25/02/2016

Culinária - em vez de "resgatar", ´bora plantar?

Acho curioso o uso do termo “resgate” aplicado à culinária. Muita gente, com ares de antropólogo, se propõe estudar receitas antigas com o objetivo de “resgata-las”. O uso do termo, talvez tomado de empréstimo à arqueologia, é bastante inadequado, pois uma receita nunca está “extinta” como um dinossauro.  Pode ter caido em desuso, mas continuará viva como enunciado sobre como se prepara um determinado prato. Existe na memória. Faz quem quer, desde que encontre os ingredientes e a motivação, a qualquer tempo (e você nem imagina o que eu faria com um cesto de cambucá!)

Os “resgateiros”, ao contrário, acham que temos uma certa obrigação moral de recriar determinados modos de vida que o capitalismo destruiu, imaginando, assim, recuperar valores sociais comunitários tão caros. Não raro, acham que sem aqueles pratos que desapareceram a identidade das pessoas - e, então, a sua felicidade - está em risco. São idealistas no pior sentido da palavra.

Esta antropologia de conveniência se esquece que a culinária é, acima de tudo, uma atividade material, prática, dedicada a solucionar os problemas alimentares das pessoas concretas. Se mudam as condições sociais, é claro que a culinária também mudará. Por que o que ficou “para trás” deve ser considerado mais importante? Não faz sentido.

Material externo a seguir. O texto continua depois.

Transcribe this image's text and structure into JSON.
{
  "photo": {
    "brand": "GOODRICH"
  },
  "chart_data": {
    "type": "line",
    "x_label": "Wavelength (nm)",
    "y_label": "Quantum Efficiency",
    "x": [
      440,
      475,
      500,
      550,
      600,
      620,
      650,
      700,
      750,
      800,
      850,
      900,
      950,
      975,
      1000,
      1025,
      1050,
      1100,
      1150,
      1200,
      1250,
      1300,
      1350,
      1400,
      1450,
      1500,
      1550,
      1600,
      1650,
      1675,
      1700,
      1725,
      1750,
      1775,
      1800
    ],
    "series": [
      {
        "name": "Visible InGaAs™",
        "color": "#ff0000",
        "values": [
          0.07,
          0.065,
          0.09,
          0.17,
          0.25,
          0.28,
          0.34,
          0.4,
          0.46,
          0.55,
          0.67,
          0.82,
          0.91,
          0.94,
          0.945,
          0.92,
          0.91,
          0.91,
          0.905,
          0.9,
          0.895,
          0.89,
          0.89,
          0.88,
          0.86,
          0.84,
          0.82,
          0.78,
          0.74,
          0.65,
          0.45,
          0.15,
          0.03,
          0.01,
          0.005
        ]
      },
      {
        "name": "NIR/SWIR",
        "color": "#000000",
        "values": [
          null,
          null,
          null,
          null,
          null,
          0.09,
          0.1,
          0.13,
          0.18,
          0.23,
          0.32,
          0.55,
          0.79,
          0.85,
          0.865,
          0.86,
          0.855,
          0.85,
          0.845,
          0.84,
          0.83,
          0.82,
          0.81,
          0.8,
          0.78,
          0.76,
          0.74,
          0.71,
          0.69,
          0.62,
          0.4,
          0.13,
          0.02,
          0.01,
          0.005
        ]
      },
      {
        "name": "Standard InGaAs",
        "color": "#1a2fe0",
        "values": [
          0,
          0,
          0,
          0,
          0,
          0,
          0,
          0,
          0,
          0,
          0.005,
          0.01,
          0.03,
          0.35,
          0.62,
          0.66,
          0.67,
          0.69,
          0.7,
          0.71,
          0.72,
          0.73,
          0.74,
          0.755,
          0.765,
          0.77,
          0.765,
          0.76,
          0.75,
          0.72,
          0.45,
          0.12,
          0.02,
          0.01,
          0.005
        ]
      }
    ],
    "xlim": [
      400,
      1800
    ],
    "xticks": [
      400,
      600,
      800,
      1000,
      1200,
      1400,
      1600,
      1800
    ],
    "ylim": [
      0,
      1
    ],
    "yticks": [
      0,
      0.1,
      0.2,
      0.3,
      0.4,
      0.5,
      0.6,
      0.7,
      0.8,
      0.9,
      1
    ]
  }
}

 Outra coisa são os ingredientes, cuja extinção paulatina é mesmo grave na medida em que diminui o arco de possibilidades de transformações culinárias atuais. E quem mais age nesse sentido é a agricultura moderna. Achamos bacana encontrar no mercado a jabuticaba, por exemplo, mas quantas e quantas variedades de jabuticaba simplesmente desapareceram nos últimos 50 anos enquanto a variedade “sabará” se tornava commodity? Onde foi parar o cambucá, a macaúba, o araçá, o marmelo, o jambo de cheiro, e mesmo dezenas de variedades de mangas massacradas pela palmer - variedade norte-americana “sem fiapo”? Essas sim são frutas que deveriam ser resgatadas (porque praticamente extintas no Brasil) mantendo viva a possibilidade de uma culinária rica e diversificada a qualquer tempo.